I ignored him again. “One last series of questions and we’re done with this session.”

“Okay,” he said, digging out yet another cigarette. He was smoking them hard and fast. A small cloud of pale blue smoke actually hung on the ceiling over his head.

“The other members all testified that you were in charge at the scene of the ambush itself. You were the one who positioned them, who checked their aiming stakes, who directed the lay and wiring of the claymores. You gave the order to fire. You gave the order to cease fire. I find that very intriguing. You told me yourself that Sanchez was the operational leader.”

He appeared confused as he tried to think up a response. His eyes roved quickly across the floor.

Then he said, “Sanchez wasn’t feeling all that well. He hadn’t got any sleep for two days, so I offered to help him out.”

I almost smiled. “That was very good of you,” I said. Even better was that he just gave us the hook we needed. I turned to Morrow, and she nodded. She had picked up on it, too.

“Thank you, Chief,” I said. “We’ll call you to testify again, maybe later this evening, maybe tomorrow morning. I strongly advise you to have an attorney present at our next session.”
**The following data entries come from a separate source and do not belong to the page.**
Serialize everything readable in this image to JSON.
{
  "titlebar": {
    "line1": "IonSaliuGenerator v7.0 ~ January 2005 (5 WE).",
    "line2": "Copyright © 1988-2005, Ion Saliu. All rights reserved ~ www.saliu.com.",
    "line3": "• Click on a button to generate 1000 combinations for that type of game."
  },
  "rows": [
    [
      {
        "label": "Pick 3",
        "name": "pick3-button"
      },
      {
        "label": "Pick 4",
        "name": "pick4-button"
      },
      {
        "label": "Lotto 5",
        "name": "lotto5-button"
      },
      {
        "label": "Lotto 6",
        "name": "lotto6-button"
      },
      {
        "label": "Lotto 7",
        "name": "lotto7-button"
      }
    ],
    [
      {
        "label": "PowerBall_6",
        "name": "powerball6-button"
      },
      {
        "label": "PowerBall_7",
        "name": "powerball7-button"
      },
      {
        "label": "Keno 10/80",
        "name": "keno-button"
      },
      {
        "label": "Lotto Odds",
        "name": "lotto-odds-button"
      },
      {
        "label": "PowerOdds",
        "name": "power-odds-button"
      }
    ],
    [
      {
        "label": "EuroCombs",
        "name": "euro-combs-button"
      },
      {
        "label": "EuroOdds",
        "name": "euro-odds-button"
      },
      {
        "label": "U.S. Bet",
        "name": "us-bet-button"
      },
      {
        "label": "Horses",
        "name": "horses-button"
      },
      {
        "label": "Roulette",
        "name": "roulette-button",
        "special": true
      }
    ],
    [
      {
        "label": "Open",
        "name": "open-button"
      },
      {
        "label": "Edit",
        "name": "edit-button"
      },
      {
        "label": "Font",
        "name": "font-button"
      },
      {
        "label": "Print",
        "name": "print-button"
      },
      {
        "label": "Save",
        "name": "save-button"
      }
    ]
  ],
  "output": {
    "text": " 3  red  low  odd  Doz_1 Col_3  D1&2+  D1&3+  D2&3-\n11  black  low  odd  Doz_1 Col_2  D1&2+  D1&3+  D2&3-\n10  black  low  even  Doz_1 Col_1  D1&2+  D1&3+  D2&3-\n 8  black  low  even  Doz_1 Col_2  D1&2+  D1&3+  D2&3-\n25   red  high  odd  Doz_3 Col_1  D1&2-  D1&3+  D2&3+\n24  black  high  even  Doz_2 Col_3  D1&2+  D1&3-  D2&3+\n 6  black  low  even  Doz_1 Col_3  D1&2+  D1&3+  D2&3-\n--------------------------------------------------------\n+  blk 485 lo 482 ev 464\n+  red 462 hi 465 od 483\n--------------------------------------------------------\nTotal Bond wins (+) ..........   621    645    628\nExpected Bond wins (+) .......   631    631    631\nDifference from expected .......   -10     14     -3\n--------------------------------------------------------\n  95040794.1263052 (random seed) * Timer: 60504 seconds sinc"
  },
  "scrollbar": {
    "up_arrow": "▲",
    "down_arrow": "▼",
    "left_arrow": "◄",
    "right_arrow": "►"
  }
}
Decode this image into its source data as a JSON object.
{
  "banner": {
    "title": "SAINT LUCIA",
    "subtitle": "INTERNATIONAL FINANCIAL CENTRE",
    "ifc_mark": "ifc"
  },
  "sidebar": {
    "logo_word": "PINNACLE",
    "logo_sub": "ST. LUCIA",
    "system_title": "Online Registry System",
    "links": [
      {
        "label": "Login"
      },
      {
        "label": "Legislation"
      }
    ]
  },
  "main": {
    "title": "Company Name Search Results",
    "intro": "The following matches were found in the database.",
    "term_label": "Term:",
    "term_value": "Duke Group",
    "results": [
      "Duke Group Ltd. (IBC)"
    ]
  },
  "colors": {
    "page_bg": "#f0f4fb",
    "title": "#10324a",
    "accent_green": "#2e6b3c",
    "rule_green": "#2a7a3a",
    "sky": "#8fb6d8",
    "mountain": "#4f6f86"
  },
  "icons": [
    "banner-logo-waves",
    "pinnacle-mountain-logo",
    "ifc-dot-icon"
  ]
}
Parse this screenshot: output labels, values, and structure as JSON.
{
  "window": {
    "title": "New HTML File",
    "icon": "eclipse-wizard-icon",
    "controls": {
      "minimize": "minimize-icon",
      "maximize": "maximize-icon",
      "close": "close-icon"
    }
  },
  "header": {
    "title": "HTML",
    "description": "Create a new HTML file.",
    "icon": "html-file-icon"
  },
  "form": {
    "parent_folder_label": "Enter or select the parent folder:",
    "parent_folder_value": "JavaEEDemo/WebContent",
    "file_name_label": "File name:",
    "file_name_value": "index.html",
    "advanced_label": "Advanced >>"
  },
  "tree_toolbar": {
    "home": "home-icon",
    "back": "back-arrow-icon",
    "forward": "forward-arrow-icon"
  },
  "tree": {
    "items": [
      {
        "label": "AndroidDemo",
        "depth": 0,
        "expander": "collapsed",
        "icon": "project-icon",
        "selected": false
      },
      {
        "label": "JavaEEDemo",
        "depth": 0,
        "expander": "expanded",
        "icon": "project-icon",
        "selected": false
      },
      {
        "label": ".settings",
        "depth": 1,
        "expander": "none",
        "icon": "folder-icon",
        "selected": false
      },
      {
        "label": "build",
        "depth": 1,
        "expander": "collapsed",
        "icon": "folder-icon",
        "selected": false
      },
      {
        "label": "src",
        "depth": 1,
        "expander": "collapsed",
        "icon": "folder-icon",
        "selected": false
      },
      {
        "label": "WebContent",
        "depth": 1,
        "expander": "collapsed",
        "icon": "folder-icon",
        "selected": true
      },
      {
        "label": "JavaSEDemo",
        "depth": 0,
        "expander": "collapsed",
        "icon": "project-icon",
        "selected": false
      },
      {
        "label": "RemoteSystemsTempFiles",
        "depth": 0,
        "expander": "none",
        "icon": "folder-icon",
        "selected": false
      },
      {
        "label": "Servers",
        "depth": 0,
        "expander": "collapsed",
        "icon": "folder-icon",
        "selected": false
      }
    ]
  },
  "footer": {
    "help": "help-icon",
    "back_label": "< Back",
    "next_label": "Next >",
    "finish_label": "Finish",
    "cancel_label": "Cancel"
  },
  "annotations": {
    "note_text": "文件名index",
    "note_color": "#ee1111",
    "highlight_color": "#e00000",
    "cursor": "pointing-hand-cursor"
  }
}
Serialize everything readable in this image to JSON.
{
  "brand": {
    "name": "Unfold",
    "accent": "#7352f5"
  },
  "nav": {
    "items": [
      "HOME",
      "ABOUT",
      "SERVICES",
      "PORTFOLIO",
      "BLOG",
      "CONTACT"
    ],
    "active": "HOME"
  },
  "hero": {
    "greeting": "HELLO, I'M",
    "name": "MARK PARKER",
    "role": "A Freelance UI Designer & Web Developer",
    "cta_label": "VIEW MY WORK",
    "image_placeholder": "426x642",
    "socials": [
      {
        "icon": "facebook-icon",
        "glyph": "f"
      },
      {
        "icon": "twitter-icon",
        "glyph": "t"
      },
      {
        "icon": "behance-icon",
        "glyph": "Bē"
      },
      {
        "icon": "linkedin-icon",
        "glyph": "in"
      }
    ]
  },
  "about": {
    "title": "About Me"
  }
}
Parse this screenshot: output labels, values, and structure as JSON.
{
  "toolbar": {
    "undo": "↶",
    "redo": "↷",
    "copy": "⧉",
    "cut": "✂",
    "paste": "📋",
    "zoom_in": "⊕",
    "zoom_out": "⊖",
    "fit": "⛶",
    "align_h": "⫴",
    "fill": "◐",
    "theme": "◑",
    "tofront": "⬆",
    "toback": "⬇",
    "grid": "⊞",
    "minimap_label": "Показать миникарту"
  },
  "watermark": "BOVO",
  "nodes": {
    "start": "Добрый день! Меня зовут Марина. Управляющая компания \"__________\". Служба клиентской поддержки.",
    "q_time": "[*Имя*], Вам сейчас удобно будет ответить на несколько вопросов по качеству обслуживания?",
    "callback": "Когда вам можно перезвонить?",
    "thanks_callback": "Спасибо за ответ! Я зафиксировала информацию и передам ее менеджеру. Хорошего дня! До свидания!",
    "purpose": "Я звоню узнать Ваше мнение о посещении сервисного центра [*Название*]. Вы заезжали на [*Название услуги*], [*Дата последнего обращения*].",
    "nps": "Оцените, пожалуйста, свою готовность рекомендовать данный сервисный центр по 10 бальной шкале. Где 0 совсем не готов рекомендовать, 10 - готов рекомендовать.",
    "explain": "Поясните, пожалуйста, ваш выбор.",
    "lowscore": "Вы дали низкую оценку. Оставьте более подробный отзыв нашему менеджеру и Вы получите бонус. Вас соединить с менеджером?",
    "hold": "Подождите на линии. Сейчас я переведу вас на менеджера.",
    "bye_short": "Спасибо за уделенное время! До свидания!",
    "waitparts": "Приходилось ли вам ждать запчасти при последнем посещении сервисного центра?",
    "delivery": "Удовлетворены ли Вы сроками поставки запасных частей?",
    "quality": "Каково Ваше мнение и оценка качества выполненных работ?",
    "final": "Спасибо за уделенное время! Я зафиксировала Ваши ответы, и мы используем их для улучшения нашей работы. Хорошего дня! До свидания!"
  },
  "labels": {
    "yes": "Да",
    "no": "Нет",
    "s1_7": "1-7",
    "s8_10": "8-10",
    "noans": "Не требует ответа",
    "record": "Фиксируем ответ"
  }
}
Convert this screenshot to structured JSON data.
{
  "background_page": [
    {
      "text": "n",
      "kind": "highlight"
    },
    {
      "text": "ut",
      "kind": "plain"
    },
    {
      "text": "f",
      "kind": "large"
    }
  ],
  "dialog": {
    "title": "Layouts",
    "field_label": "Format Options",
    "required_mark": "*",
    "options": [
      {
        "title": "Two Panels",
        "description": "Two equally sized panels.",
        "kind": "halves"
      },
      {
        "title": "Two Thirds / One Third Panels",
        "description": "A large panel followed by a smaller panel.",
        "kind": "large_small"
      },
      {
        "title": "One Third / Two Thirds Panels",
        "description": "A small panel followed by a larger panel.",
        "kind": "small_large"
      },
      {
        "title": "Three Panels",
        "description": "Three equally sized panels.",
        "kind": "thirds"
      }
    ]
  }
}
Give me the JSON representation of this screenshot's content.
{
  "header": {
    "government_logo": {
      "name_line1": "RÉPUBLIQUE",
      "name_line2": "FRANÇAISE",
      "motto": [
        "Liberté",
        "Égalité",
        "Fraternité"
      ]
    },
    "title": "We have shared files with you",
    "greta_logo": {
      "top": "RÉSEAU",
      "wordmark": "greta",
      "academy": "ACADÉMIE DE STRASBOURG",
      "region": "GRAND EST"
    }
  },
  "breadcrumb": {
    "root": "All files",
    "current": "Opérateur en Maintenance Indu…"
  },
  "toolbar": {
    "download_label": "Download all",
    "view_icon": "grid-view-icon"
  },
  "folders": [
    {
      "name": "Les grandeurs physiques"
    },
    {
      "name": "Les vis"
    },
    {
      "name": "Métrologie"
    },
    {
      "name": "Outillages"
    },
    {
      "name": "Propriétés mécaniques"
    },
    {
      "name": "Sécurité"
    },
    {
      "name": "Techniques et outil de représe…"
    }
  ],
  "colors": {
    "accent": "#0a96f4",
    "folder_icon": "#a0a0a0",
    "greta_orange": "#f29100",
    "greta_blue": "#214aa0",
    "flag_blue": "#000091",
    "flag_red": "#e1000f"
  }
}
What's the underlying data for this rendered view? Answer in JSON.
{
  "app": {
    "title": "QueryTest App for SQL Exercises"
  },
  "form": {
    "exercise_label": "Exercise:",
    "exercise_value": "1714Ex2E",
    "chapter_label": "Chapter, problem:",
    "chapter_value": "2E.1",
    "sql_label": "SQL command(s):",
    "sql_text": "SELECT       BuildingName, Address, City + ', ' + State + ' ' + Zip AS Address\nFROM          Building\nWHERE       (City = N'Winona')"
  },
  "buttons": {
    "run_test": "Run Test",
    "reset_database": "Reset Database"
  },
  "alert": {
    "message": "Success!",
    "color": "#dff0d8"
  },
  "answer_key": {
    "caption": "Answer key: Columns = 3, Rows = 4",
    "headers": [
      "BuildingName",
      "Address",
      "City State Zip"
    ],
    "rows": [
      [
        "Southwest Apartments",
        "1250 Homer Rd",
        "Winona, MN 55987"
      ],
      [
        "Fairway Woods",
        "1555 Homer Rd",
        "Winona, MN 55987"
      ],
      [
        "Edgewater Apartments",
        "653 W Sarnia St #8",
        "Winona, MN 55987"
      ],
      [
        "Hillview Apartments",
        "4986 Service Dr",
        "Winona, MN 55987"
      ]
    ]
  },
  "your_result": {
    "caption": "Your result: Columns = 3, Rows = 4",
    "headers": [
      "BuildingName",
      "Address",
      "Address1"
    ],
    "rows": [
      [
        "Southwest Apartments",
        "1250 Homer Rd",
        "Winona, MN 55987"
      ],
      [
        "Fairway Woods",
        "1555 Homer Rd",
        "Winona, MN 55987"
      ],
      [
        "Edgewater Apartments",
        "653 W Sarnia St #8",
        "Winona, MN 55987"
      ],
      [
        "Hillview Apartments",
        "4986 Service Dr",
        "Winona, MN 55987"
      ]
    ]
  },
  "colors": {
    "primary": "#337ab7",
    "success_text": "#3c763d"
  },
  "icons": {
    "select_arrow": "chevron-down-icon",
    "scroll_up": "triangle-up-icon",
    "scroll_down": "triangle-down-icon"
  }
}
He planted his elbows on his knees and worked up a very convincing petulant expression. “When we gonna get done with this crap? I spent over two weeks in this shithole and I wanta get out. You’ve questioned me twice already.”

I said, “When you stop lying to us. By tomorrow morning we’ll have the whole truth. One way or another.”

The petulance receded into a bland look. He stood up and started to walk out.

“By the way,” I said, and he turned around to face me. “The deal you had with Tretorne and Murphy is off. I have full authority to recommend whatever I want, and I intend to use it.”

He turned back around and kept walking. It was in his eyes, though. He’d just heard the sounds of the walls crumbling down around him.